Dominique San Juste sat out of hearing range, but both were aware he kept an eye on them. Overhead, a hawk spread his wings wide as it skimmed the ground, plunged, and snatched up a field mouse in a graceful act of violence.
“What one?” Baldwin wondered, as he pulled his gaze from the death peals of the mouse.
“You recall the rumor we heard in the inn, that Lucifer de Morte has sent a mercenary to stop the black knight before he can get to the Demon of the North.” She punched a fist into her opposite palm. “Well?”
“Sera, do you not think if San Juste wanted to kill you he would have done it by now?”
“He knows not who I am!”
“And he never will. If only you would let him know you are a woman, his suspicions would never come to fruition.”
“He suspects me? What say you, squire?”
“He does not.”
“Then why speak such a thing?”
“I don’t know!” He gripped his scalp, then spread out a hand in dismay. “Your foul mood sets my brain aquiver. I cannot think aright with you hounding me like a rabid dog. I like San Juste. He’s a personable fellow. And I rather enjoy speaking with him.” Baldwin followed her frantic footsteps. “Did you hear he lives on his own? An available man, Sera. And quite the handsome face, too.”

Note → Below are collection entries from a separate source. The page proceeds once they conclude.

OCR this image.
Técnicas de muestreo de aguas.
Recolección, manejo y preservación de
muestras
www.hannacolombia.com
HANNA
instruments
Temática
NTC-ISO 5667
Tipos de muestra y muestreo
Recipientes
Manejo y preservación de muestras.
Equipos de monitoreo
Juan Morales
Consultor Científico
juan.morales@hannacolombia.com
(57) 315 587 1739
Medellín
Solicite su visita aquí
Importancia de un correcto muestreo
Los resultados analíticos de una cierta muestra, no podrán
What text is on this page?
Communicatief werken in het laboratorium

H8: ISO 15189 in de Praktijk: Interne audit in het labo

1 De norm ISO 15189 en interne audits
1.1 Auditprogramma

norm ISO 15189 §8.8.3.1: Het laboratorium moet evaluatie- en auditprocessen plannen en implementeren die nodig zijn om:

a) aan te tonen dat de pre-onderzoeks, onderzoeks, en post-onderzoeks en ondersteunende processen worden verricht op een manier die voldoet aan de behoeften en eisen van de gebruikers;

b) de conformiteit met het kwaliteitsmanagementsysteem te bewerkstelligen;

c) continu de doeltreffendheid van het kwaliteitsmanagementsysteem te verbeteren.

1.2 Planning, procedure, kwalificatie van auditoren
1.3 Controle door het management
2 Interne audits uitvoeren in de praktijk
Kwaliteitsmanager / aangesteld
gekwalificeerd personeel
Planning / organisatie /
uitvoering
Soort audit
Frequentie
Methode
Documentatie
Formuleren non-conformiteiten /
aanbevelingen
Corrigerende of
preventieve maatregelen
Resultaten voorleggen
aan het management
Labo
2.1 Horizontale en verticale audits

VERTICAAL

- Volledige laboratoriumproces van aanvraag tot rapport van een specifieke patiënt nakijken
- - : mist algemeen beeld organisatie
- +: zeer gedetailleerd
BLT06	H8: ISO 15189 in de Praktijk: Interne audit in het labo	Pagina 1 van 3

“You change the subject to serve your lies. Besides—” she crossed her arms over her chest with a scriff of mail to armor “—I know nothing of his looks.”

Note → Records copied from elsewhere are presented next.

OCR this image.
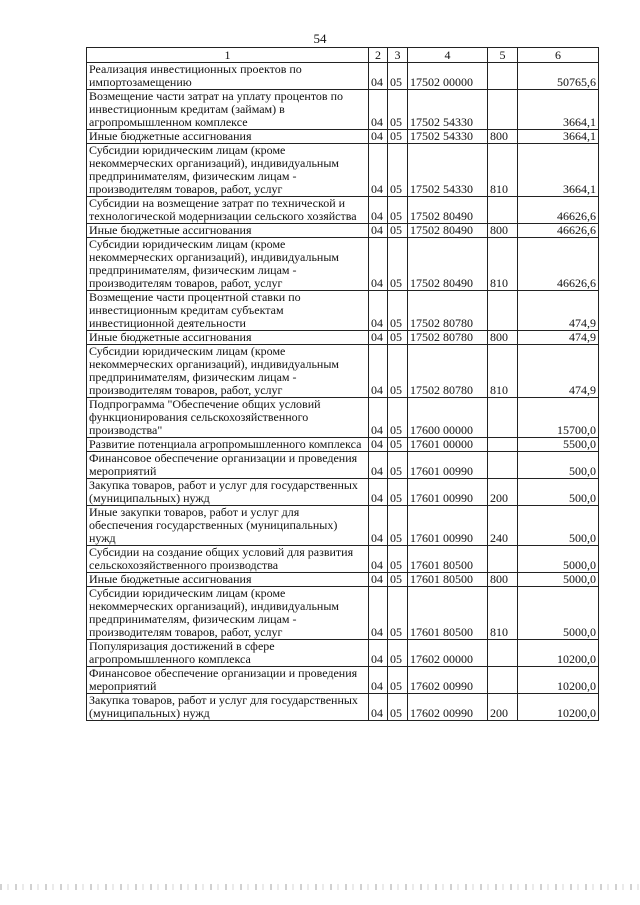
54
1	2	3	4	5	6
Реализация инвестиционных проектов по импортозамещению	04	05	17502 00000		50765,6
Возмещение части затрат на уплату процентов по инвестиционным кредитам (займам) в агропромышленном комплексе	04	05	17502 54330		3664,1
Иные бюджетные ассигнования	04	05	17502 54330	800	3664,1
Субсидии юридическим лицам (кроме некоммерческих организаций), индивидуальным предпринимателям, физическим лицам - производителям товаров, работ, услуг	04	05	17502 54330	810	3664,1
Субсидии на возмещение затрат по технической и технологической модернизации сельского хозяйства	04	05	17502 80490		46626,6
Иные бюджетные ассигнования	04	05	17502 80490	800	46626,6
Субсидии юридическим лицам (кроме некоммерческих организаций), индивидуальным предпринимателям, физическим лицам - производителям товаров, работ, услуг	04	05	17502 80490	810	46626,6
Возмещение части процентной ставки по инвестиционным кредитам субъектам инвестиционной деятельности	04	05	17502 80780		474,9
Иные бюджетные ассигнования	04	05	17502 80780	800	474,9
Субсидии юридическим лицам (кроме некоммерческих организаций), индивидуальным предпринимателям, физическим лицам - производителям товаров, работ, услуг	04	05	17502 80780	810	474,9
Подпрограмма "Обеспечение общих условий функционирования сельскохозяйственного производства"	04	05	17600 00000		15700,0
Развитие потенциала агропромышленного комплекса	04	05	17601 00000		5500,0
Финансовое обеспечение организации и проведения мероприятий	04	05	17601 00990		500,0
Закупка товаров, работ и услуг для государственных (муниципальных) нужд	04	05	17601 00990	200	500,0
Иные закупки товаров, работ и услуг для обеспечения государственных (муниципальных) нужд	04	05	17601 00990	240	500,0
Субсидии на создание общих условий для развития сельскохозяйственного производства	04	05	17601 80500		5000,0
Иные бюджетные ассигнования	04	05	17601 80500	800	5000,0
Субсидии юридическим лицам (кроме некоммерческих организаций), индивидуальным предпринимателям, физическим лицам - производителям товаров, работ, услуг	04	05	17601 80500	810	5000,0
Популяризация достижений в сфере агропромышленного комплекса	04	05	17602 00000		10200,0
Финансовое обеспечение организации и проведения мероприятий	04	05	17602 00990		10200,0
Закупка товаров, работ и услуг для государственных (муниципальных) нужд	04	05	17602 00990	200	10200,0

“Come, my lady, every look you give the man is that of a swooning goose.”
“Geese do not swoon.”
“Very well, but women do.” Baldwin playfully tweaked his hand near her cheek.

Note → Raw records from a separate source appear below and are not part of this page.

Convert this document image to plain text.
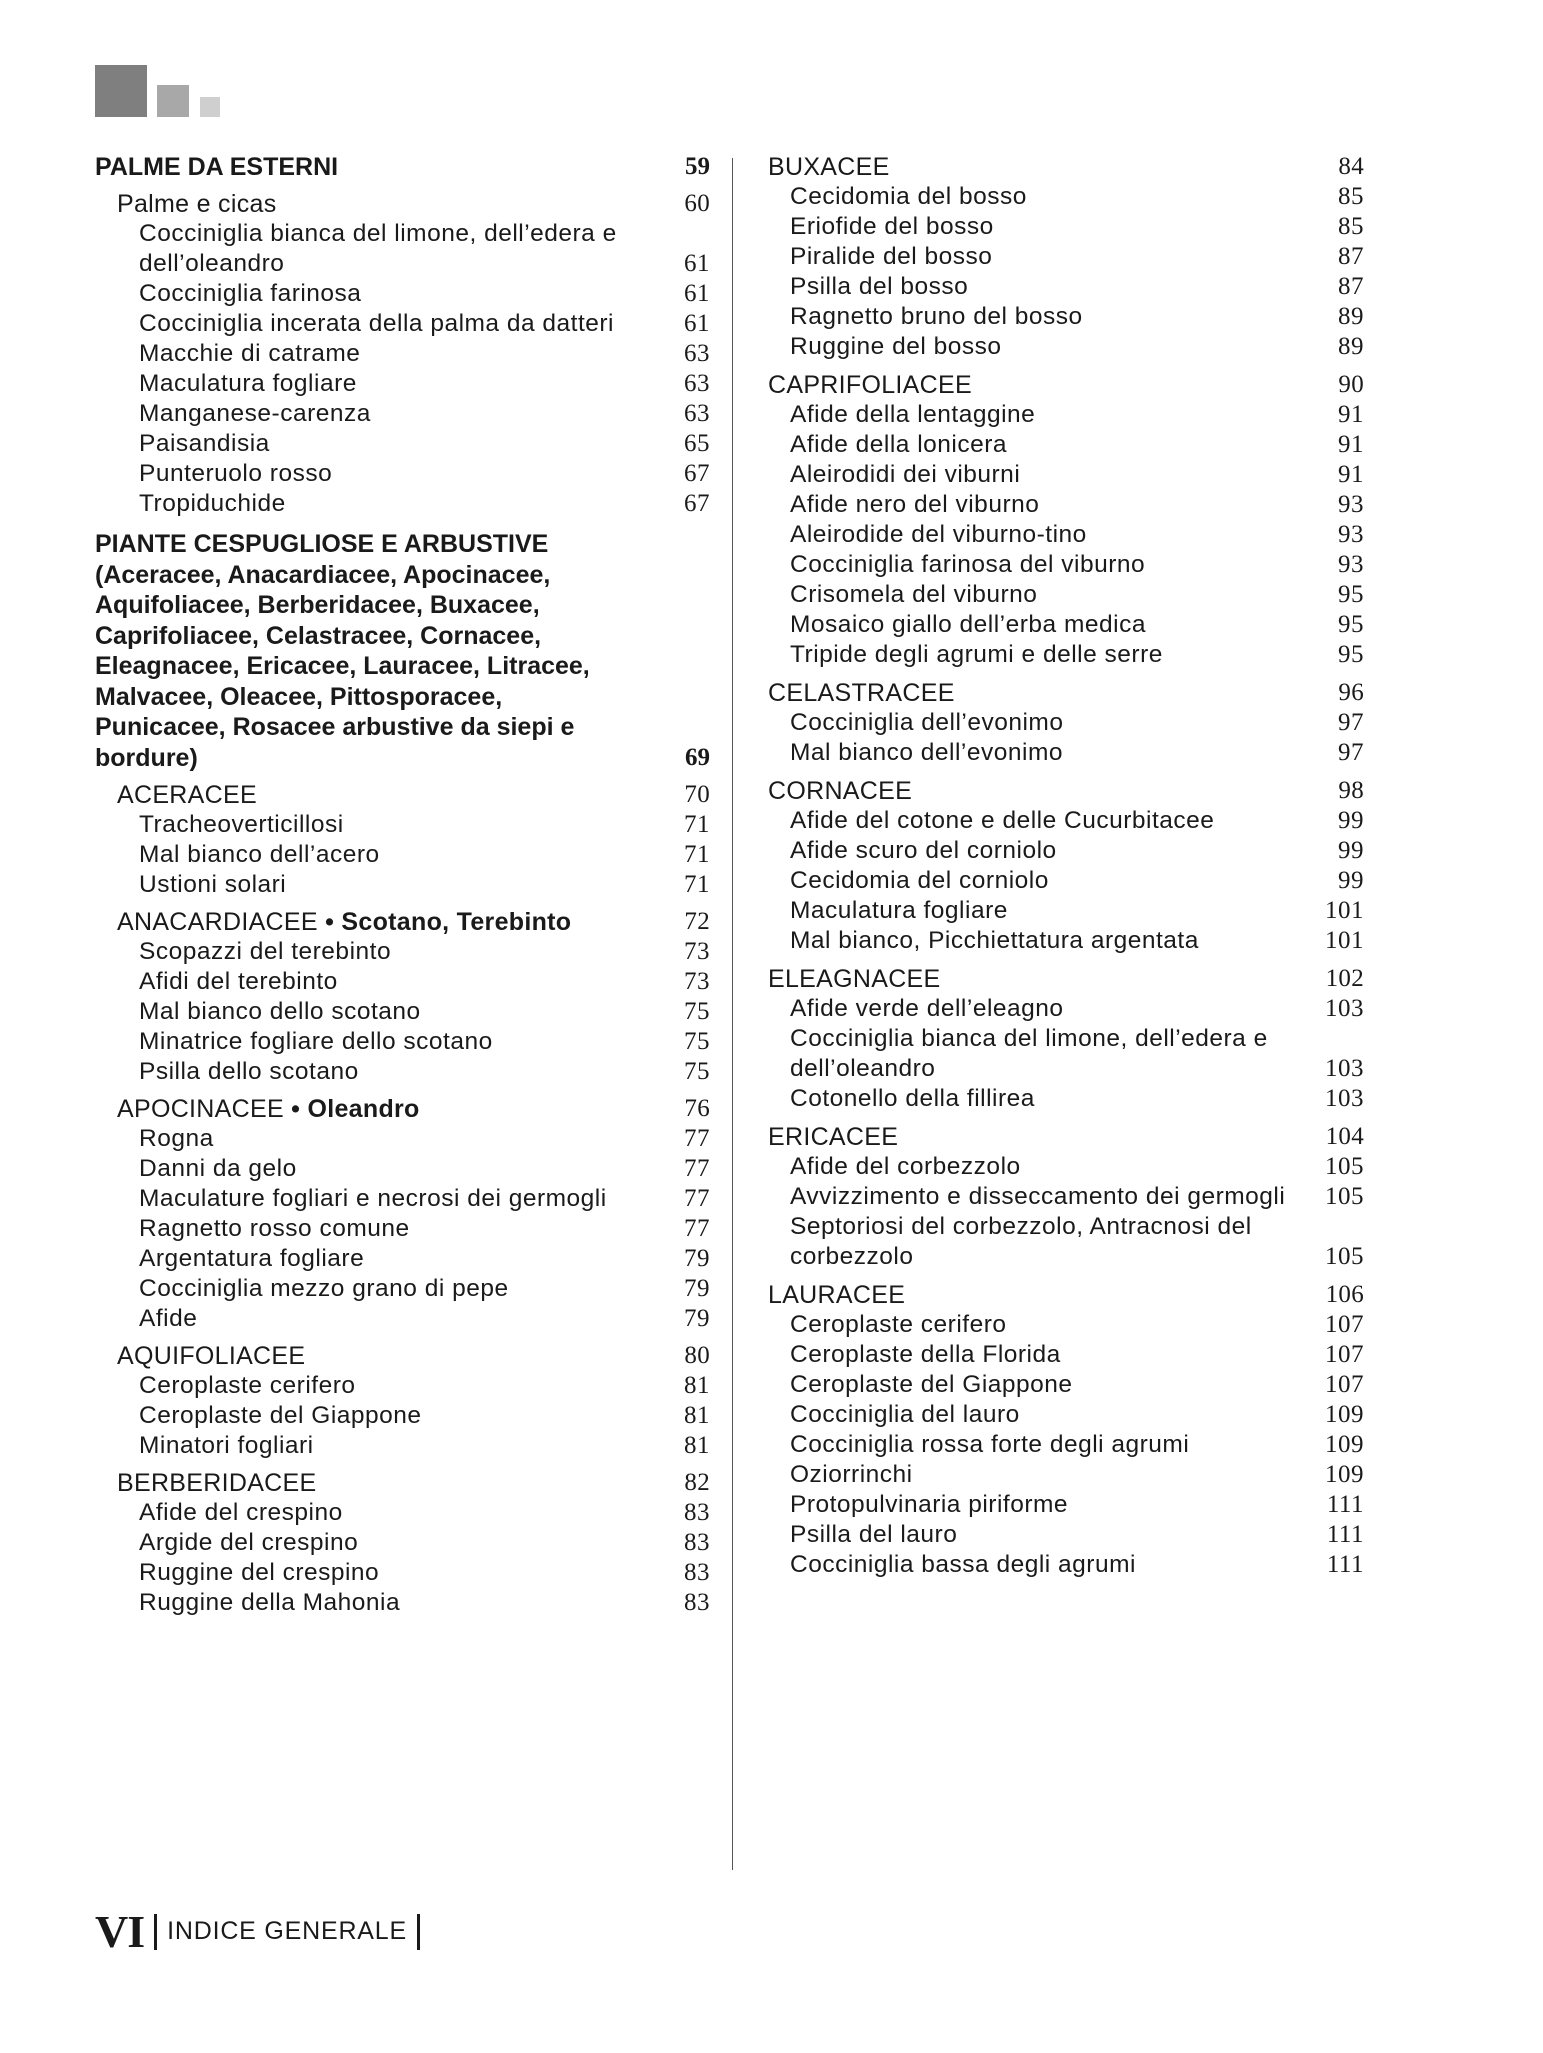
PALME DA ESTERNI	59
Palme e cicas	60
Cocciniglia bianca del limone, dell’edera e dell’oleandro	61
Cocciniglia farinosa	61
Cocciniglia incerata della palma da datteri	61
Macchie di catrame	63
Maculatura fogliare	63
Manganese-carenza	63
Paisandisia	65
Punteruolo rosso	67
Tropiduchide	67
PIANTE CESPUGLIOSE E ARBUSTIVE (Aceracee, Anacardiacee, Apocinacee, Aquifoliacee, Berberidacee, Buxacee, Caprifoliacee, Celastracee, Cornacee, Eleagnacee, Ericacee, Lauracee, Litracee, Malvacee, Oleacee, Pittosporacee, Punicacee, Rosacee arbustive da siepi e bordure)	69
ACERACEE	70
Tracheoverticillosi	71
Mal bianco dell’acero	71
Ustioni solari	71
ANACARDIACEE • Scotano, Terebinto	72
Scopazzi del terebinto	73
Afidi del terebinto	73
Mal bianco dello scotano	75
Minatrice fogliare dello scotano	75
Psilla dello scotano	75
APOCINACEE • Oleandro	76
Rogna	77
Danni da gelo	77
Maculature fogliari e necrosi dei germogli	77
Ragnetto rosso comune	77
Argentatura fogliare	79
Cocciniglia mezzo grano di pepe	79
Afide	79
AQUIFOLIACEE	80
Ceroplaste cerifero	81
Ceroplaste del Giappone	81
Minatori fogliari	81
BERBERIDACEE	82
Afide del crespino	83
Argide del crespino	83
Ruggine del crespino	83
Ruggine della Mahonia	83
BUXACEE	84
Cecidomia del bosso	85
Eriofide del bosso	85
Piralide del bosso	87
Psilla del bosso	87
Ragnetto bruno del bosso	89
Ruggine del bosso	89
CAPRIFOLIACEE	90
Afide della lentaggine	91
Afide della lonicera	91
Aleirodidi dei viburni	91
Afide nero del viburno	93
Aleirodide del viburno-tino	93
Cocciniglia farinosa del viburno	93
Crisomela del viburno	95
Mosaico giallo dell’erba medica	95
Tripide degli agrumi e delle serre	95
CELASTRACEE	96
Cocciniglia dell’evonimo	97
Mal bianco dell’evonimo	97
CORNACEE	98
Afide del cotone e delle Cucurbitacee	99
Afide scuro del corniolo	99
Cecidomia del corniolo	99
Maculatura fogliare	101
Mal bianco, Picchiettatura argentata	101
ELEAGNACEE	102
Afide verde dell’eleagno	103
Cocciniglia bianca del limone, dell’edera e dell’oleandro	103
Cotonello della fillirea	103
ERICACEE	104
Afide del corbezzolo	105
Avvizzimento e disseccamento dei germogli	105
Septoriosi del corbezzolo, Antracnosi del corbezzolo	105
LAURACEE	106
Ceroplaste cerifero	107
Ceroplaste della Florida	107
Ceroplaste del Giappone	107
Cocciniglia del lauro	109
Cocciniglia rossa forte degli agrumi	109
Oziorrinchi	109
Protopulvinaria piriforme	111
Psilla del lauro	111
Cocciniglia bassa degli agrumi	111
VI INDICE GENERALE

“Don’t touch me, toad-eater!” She slapped his hand and he recoiled, but more from her words than her actions. “Sorry,” she rushed in at sight of his morose expression.
“I am no longer,” he managed, feeling the remorse for his past misdeeds coagulate in his throat. “Never once did I take a man’s life, only his money. You know I have always done what must be done to survive.”
“I should not have said it,” she said, punching her fist into a palm. “You coax me to false anger atimes, Baldwick.”
“It is false, for you use it to cover up those emotions you’d rather not touch.”
She did not reply, only fixed her gaze to the knight standing yonder by the brilliant white stallion. Fire had burned her path from the horse trail to here. But now the flames flickered in her cold blue eyes…and settled. Baldwin watched Sera’s anger simmer to a nodding acceptance.
Whew, he’d barely missed another punch to the shoulder.
With a thoughtful finger to chin, she finally offered, “He isn’t like most men, is he.”
“Doesn’t sound like a question. More an observation.”
“I’ve observed many a man.” She looked him right in the eye. Difficult to escape her arrow-true gaze. “Often.”
“Really?”
“How else could a woman blend into a man’s world? He’s different,” she said, as she turned to place the mercenary in eyesight. “Dark, yet peaceful.”
Indeed—but she spent all her time observing men? For some reason that information set a tickle to the back of Baldwin’s neck. What did she do when she observed these men? Did she think, well…things about them? When could she have had the time?
“So you watch men…all the time? Have you ever, er—” he drew a wide arc in the snow with his boot toe, trying to act nonchalant “—observed me?”
“Certainly.” Her summation of his expression worked a catty wink and a one-sided smirk to her thick lips. “Castle d’Ange’s reluctant postulant, who spends the hours he should be studying religion in the battlements watching the knights practice in the lists. He drinks the holy water after the abbe Belloc has left the chapel—”
Baldwin stifled a gasp.
“And,” Sera continued, “he attracts the women with a mere curl of his lips and a roguish wink.”
Baldwin released his held breath. “You have observed all that?”
“Aye. You are lithe, agile—now that you have mastered your growing legs—”
“Not quite, but I’m working on it. And about that holy water—”
She smiled, freely. “And—unless it has to do with religious pursuits—you are ever willing to please and learn. Very much opposite our mercenary. For some reason I feel San Juste has no need to learn, that he possesses wisdom untold.”